Luana Tolentino: Martinho da Vila, o PT e eu.
por Luana Tolentino.
Sem sombra de dúvidas, o samba é o meu gênero musical preferido. Na
minha coleção de CDs, a elegância de Paulinho da Viola, a poesia de
Cartola e o sincretismo de João Nogueira convivem harmoniosamente. Entre
as mulheres, Beth Carvalho e Clara Nunes reinam absolutas. Nos dias
festivos, Zeca, Arlindo Cruz e Fundo de Quintal são imprescindíveis. A
meu ver, Mart’nália e Diogo Nogueira (Jesus!) são o que há de melhor na
nova geração de sambistas.
Dentre tantos nomes, não poderia deixar de mencionar Martinho José
Ferreira. Difícil escolher uma única canção entre obras-primas do
compositor e escritor de Vila Isabel. Fico com “Meu laiá-raiá”,
“Disritmia” e “Tom maior”, não necessariamente nessa ordem. Durante a
faculdade, os versos de “O pequeno burguês” eram quase um hino – “Livros
tão caros, tantas taxas pra pagar, meu dinheiro muito raro, alguém tem
que me emprestar”. Apesar de tudo, bons tempos aqueles.
Na semana em que o PT completou 32 anos, lembrei-me muito de Martinho
da Vila. Certa vez, em uma entrevista, Martinho falou da importância de
filiar-se a uma agremiação política, ainda que para apresentar a
carteirinha do partido durante uma abordagem policial. Como intelectual
antenado e conhecedor das relações raciais no Brasil, nas entrelinhas, a
assertiva de Martinho da Vila apontava para um dos resquícios do nosso
passado escravocrata que, como um fantasma, insiste em nos assombrar.
Ainda hoje, a população negra é vista por boa parte dos policiais como
“inimigos perniciosos” a serem exterminados. Verdadeiros criminosos em
potencial.
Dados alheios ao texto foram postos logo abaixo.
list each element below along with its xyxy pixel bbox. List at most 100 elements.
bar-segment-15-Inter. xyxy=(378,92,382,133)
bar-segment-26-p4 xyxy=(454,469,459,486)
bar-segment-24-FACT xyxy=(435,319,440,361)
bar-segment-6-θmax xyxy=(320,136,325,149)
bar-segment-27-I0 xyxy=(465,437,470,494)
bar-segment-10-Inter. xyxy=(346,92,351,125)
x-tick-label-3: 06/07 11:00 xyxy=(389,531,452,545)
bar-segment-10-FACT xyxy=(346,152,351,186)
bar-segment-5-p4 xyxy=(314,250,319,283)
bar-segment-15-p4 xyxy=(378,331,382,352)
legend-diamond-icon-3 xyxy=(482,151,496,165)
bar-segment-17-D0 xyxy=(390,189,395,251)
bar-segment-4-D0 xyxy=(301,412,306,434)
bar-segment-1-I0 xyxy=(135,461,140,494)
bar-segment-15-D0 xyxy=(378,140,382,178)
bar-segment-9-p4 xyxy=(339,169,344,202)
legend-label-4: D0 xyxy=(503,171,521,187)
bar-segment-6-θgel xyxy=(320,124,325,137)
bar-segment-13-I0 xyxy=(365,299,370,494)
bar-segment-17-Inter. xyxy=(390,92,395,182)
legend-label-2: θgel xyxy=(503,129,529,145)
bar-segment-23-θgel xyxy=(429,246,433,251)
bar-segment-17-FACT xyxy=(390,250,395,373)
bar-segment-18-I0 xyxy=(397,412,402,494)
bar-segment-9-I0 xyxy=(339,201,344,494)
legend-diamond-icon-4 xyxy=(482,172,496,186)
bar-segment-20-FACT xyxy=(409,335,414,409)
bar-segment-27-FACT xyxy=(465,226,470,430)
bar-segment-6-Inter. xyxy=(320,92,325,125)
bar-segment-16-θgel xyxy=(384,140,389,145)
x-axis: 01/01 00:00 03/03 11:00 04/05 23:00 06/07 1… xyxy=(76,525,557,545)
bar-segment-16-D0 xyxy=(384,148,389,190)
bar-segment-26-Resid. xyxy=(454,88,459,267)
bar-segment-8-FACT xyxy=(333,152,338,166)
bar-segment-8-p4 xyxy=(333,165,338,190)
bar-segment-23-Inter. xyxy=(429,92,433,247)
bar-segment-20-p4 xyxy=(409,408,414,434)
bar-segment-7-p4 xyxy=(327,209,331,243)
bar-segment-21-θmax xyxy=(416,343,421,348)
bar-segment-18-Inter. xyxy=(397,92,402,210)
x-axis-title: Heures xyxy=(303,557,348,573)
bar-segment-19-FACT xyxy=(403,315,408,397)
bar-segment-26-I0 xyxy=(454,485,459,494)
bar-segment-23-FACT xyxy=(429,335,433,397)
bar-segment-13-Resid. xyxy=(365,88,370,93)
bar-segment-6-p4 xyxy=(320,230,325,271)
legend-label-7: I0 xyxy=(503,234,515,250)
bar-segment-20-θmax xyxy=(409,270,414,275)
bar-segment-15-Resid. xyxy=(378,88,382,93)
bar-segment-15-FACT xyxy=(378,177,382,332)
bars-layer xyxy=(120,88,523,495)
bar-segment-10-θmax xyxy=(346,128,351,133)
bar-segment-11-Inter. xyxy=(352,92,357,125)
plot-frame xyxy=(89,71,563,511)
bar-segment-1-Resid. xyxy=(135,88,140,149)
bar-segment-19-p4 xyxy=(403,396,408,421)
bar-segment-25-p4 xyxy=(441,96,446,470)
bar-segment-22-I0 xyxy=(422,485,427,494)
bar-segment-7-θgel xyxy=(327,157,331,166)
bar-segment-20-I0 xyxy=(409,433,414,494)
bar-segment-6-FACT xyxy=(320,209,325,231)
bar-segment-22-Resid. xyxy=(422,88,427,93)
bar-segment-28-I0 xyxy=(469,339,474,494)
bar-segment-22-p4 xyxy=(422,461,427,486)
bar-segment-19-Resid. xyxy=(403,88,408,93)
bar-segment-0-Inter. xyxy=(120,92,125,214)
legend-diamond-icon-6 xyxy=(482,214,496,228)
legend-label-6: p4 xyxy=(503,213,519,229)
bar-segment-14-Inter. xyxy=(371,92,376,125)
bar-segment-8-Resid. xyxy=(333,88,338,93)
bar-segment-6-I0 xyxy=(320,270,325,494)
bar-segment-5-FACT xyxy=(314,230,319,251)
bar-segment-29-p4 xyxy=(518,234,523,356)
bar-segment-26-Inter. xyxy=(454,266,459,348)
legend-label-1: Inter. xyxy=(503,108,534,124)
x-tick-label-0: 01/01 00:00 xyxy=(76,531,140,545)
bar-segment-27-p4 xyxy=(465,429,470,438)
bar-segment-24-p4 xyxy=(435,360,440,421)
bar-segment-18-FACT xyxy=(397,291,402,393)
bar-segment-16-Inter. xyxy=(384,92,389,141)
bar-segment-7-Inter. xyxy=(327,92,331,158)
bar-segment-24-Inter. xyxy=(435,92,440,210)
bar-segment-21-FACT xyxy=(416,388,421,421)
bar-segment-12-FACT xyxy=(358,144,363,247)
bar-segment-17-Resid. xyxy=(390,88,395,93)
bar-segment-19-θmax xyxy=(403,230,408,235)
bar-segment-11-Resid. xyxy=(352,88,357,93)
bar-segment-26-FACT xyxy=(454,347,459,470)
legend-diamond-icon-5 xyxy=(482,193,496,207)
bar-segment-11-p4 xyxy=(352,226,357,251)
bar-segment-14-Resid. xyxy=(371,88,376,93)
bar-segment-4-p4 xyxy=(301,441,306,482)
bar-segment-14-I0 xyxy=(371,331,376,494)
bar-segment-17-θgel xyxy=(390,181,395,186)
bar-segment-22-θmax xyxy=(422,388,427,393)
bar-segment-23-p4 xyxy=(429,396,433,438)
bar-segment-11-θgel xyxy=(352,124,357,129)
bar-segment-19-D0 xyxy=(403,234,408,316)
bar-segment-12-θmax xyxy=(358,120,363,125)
A carteira de trabalho assinada e, como sugeriu Martinho, um
documento de identificação de um partido político, são uma espécie de
salvo-conduto, um atestado de bons antecedentes.
Embora Martinho não tenha mencionado nenhum partido, minha escolha já
havia sido feita. Atravessei a cidade para me filiar ao Partido dos
Trabalhadores. À época, estava fascinada pela ideologia de esquerda.
Lembro das leituras apaixonadas das obras de Sartre, Marx, Abdias do
Nascimento e Marilena Chauí. Havia acabado de ler “O cavaleiro da
esperança”, a biografia romanceada de Prestes, escrita por Jorge Amado.
As propostas petistas iam ao encontro dos meus sonhos, utopias e
ilusões.
Confesso que fiquei um pouco decepcionada quando cheguei ao diretório
do PT . Enquanto aguardava para ser atendida, dois funcionários
assistiam às gargalhadas um vídeo na internet. A sensação de ser
invisível é algo terrível. Pensei: até no PT é assim? O descontentamento
inicial foi compensado pela emoção de preencher a ficha cadastral.
Ao chegar em casa, contei a novidade com uma felicidade inconteste.
Meu pai, eleitor de Lula desde 1989, ficou todo orgulhoso. Achou o
máximo! Minha mãe, como legítima mineira que é, ficou um pouco
ressabiada. Não gostou muito da idéia. Disse que não queria me ver
envolvida com política. Acho que o fato de ela ter uma filha geniosa e
“mal-criada” como eu era o bastante. Militante de partido de esquerda
seria demais.
Faz 10 anos que resolvi seguir o conselho de Martinho da Vila. Até o
presente momento não recebi a minha carteirinha. Mas, tudo bem. Tenho
muito orgulho da opção que fiz. Escolhi apoiar um partido que teve à sua
frente um cara predestinado que, como poucos, conseguiu a proeza de
tornar-se um mito ainda em vida. Esse mesmo cara reduziu os índices de
pobreza do país, devolveu a auto-estima aos brasileiros e, mesmo com a
persistência de muitos problemas, deixou a certeza que podemos avançar
muito mais.
Em tempos de festa, corre como um tsunami nas redes sociais a notícia
de uma possível aliança entre o PT e o PSD de Gilberto Kassab na
corrida pelas eleições municipais de São Paulo. Muita gente promete
abandonar o barco caso a união se concretize. Soube que a decisão final
será anunciada somente em março. Eu, como uma petista inveterada, torço
para que tudo isso não passe de uma simples marolinha.
Luana Tolentino – mulher, negra, canhota, gêmea univitelina.